お金売買②
「実は、この戦争の原因がな…」 「おっ」
「それがな・・・」
赤い日が俺ではなく、ほど遠い意識を見ている。
「言う気がないのか!」
もどかしくなり、俺はひつじに叫んだ。
傍聴者が俺とひつじに、
興味と恐怖が入り混じった複雑の目で見る
「・・テストだ」
ひつじの仮面の下から虫でもかみつぶすかのような声が聞こえた。
そして、ひつじはすべての苦痛を飲みこみ発言した。
「学校で、悪魔のテストの点数が天使のテストの点数よりも
高く、天使がそのことに怒り、戦争寸前。以上だ」
「以上だと!」
結果、俺に止めてもらいたい戦争は、ただのテストの争いか。
なにが戦争だ、なにが悪魔と天使だ。
「我らはこの戦争を止めるべき、くそな人間を探した。
そしたら、人間さんを見つけた。
カンニングとテスト、合理しているとは思わないかね。
もし戦争を止めることができたら、成功報酬として、
人間さんの口座に100億円を振り込むことを約束しよう」
うそだろ。
テストの点数争いを止めれば、俺は金持ちになれる!
何もしないで金をもらうのと同じことだ。
俺はそんな興奮を胸に押し込め、冷静を装う。
「いいだろ。このくそ人間が手を組んでやろう。
で、俺は何をすればいいのだ」
「戦争寸前のこの時期、重要人物の天使と悪魔が行方不明に
なった。そいつらを見つけ出し、もう一度、テストを行い、天使の点数を悪魔より高くしろ。 我々も、この世界でそいつらを探す。いいな」
俺は俺の世界~人間界で探せということか。その後は、
カンニングでなんとかなるだろう。
「いいぞ」
俺はひつじにうなずいた。
「取引成立だ」
「うぉ…」
すると、体が宙から切り離され、足が床についた。
だが、激しい目まいに襲われたのは、
それとほぼ同時だった。
「うっ・・」
俺は激しさのあまり、体を屈み込む。
上から天の声のように神々しい声が降る。
「人間さんの意識がたえれなくなっている。
「意識だと」
「ここに人間さんの意識を連れてくるために、
人間の欲の一つ、「金」を使わせてもらった。
これは、人間さんにわたす。」
天から伸ばされた手には、あの100円玉があった。
俺は目まいとの戦いの中、その100円玉を手に取る。
その後、俺は完全にめまいに包まれた。
俺の意識―俺自信が消えてゆく中で、
また神々しい声が降った。
「その途中に、トラックが突っこんできたのは、予想していなかったが、人間さんは死んでいないだろう。
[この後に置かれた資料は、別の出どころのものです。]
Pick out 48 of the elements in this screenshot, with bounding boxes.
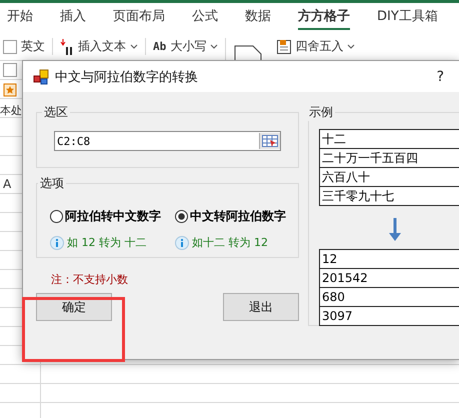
radio-label[interactable]: 阿拉伯转中文数字	[65, 208, 161, 225]
checkbox-label[interactable]: 英文	[21, 38, 45, 55]
ribbon-tab[interactable]: 方方格子	[298, 3, 350, 30]
caret-icon	[210, 44, 218, 49]
dialog-button[interactable]: 退出	[223, 293, 299, 321]
hint-text: 如 12 转为 十二	[67, 235, 146, 250]
group-title: 选区	[43, 104, 69, 121]
ribbon-tab[interactable]: 页面布局	[113, 3, 165, 30]
example-cell: 12	[320, 250, 459, 269]
checkbox[interactable]	[3, 63, 17, 77]
round-dropdown[interactable]: 四舍五入	[270, 38, 362, 55]
note-text: 注：不支持小数	[51, 272, 129, 287]
ribbon-tab[interactable]: 数据	[245, 3, 271, 30]
example-cell-text: 3097	[321, 308, 354, 325]
dialog-title: 中文与阿拉伯数字的转换	[55, 68, 199, 86]
example-cell: 201542	[320, 269, 459, 288]
group-title: 示例	[308, 104, 334, 121]
ribbon-tab[interactable]: 开始	[7, 3, 33, 30]
radio-button[interactable]	[50, 210, 63, 223]
range-input[interactable]: C2:C8	[54, 131, 281, 151]
table-icon	[277, 40, 292, 54]
range-picker-button[interactable]	[259, 133, 280, 149]
sidebar-text: 本处	[0, 103, 22, 118]
app-icon	[33, 68, 49, 84]
column-header: A	[3, 177, 12, 191]
caret-icon	[130, 44, 138, 49]
hint-text: 如十二 转为 12	[192, 235, 268, 250]
example-cell-text: 三千零九十七	[321, 188, 395, 205]
down-arrow-icon	[389, 218, 401, 242]
example-cell: 六百八十	[320, 168, 459, 187]
radio-button[interactable]	[175, 210, 188, 223]
example-cell: 十二	[320, 130, 459, 149]
info-icon	[50, 236, 64, 250]
info-icon	[175, 236, 189, 250]
checkbox[interactable]	[3, 40, 17, 54]
example-cell: 二十万一千五百四	[320, 149, 459, 168]
radio-label[interactable]: 中文转阿拉伯数字	[190, 208, 286, 225]
ribbon-tab[interactable]: 公式	[192, 3, 218, 30]
help-button[interactable]: ?	[436, 68, 444, 84]
insert-text-dropdown[interactable]: 插入文本	[52, 38, 145, 55]
case-dropdown[interactable]: Ab 大小写	[145, 38, 226, 55]
star-icon[interactable]	[3, 83, 17, 97]
group-title: 选项	[39, 175, 65, 192]
example-cell: 680	[320, 288, 459, 307]
ribbon-tab[interactable]: 插入	[60, 3, 86, 30]
insert-icon	[60, 38, 74, 54]
caret-icon	[347, 44, 356, 49]
ribbon-tab[interactable]: DIY工具箱	[377, 3, 438, 30]
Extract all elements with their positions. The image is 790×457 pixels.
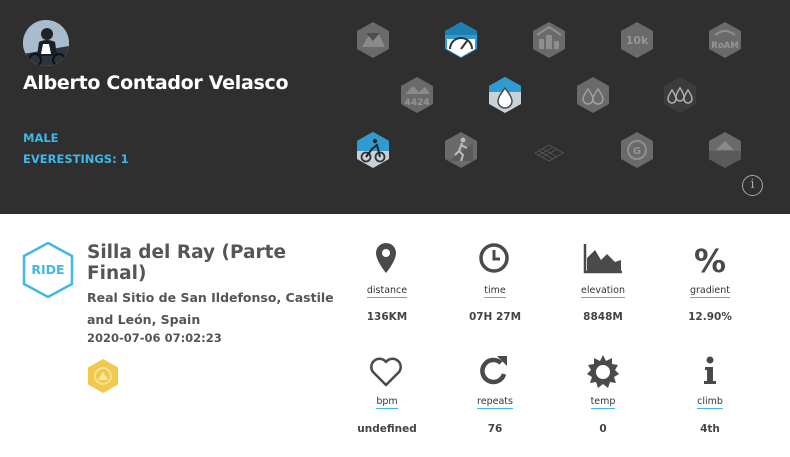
roam-badge-icon[interactable]: RoAM — [707, 21, 743, 59]
percent-icon: % — [686, 240, 734, 280]
athlete-name: Alberto Contador Velasco — [23, 72, 289, 94]
stat-value-elevation: 8848M — [583, 311, 623, 323]
avatar[interactable] — [23, 20, 69, 66]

きっと、100円玉が人間さんを守るため、そのトラックをぶっこわしているだろうからね。安心、安心」
目覚めたら、俺は車道に倒れていた。
「なんで、ここに」
俺は、立ち上がろうとした。しかし、俺の目の前に存在する鬼を立ち上がることなく、ただ眺めることしかできなかった。
すべての生命をあざ笑うような漆暴な二つの目、
肉を追い求めるような赤き口、
頭から伸びる命をつき差す鋭い角、
そして、額に描かれた「100」という数字。
シャツが描くボディーライン、そして、肌は人間の女性で、
こいつは、顔の「100」を除けば「角を生やした女性」だ。
その女性は、俺の前に向けてピストルの口を向けていた。
それは一秒前に何かを殺めたように怪しく輝いていた。
俺は、その方向を向く。
---きっと、これまでの時間は
地球の時空にとっては一秒ぐらいの価値しかないと思うが、
これは俺にとって---
その方向には、正面がへこんだ、
破壊したトラックが悲しみのようにぽつんとあった。
トラックの横からは、赤い液体がたれていた。
俺は数年前の―
いや、ほど遠い世界の神々しい声を思い出す。
俺の目の前の女性は、「100円玉」!
---狂いの始まりだった。
100円玉は俺を見下ろし、言った。
「おはようございます、カンニング様」
どこからか、サイレンの音が鳴り響く。
俺はいつの前にか走り出していた。
100円玉を手に、握りしめて。
俺の真夏の夕方に、あほらしい鬼火が上がった。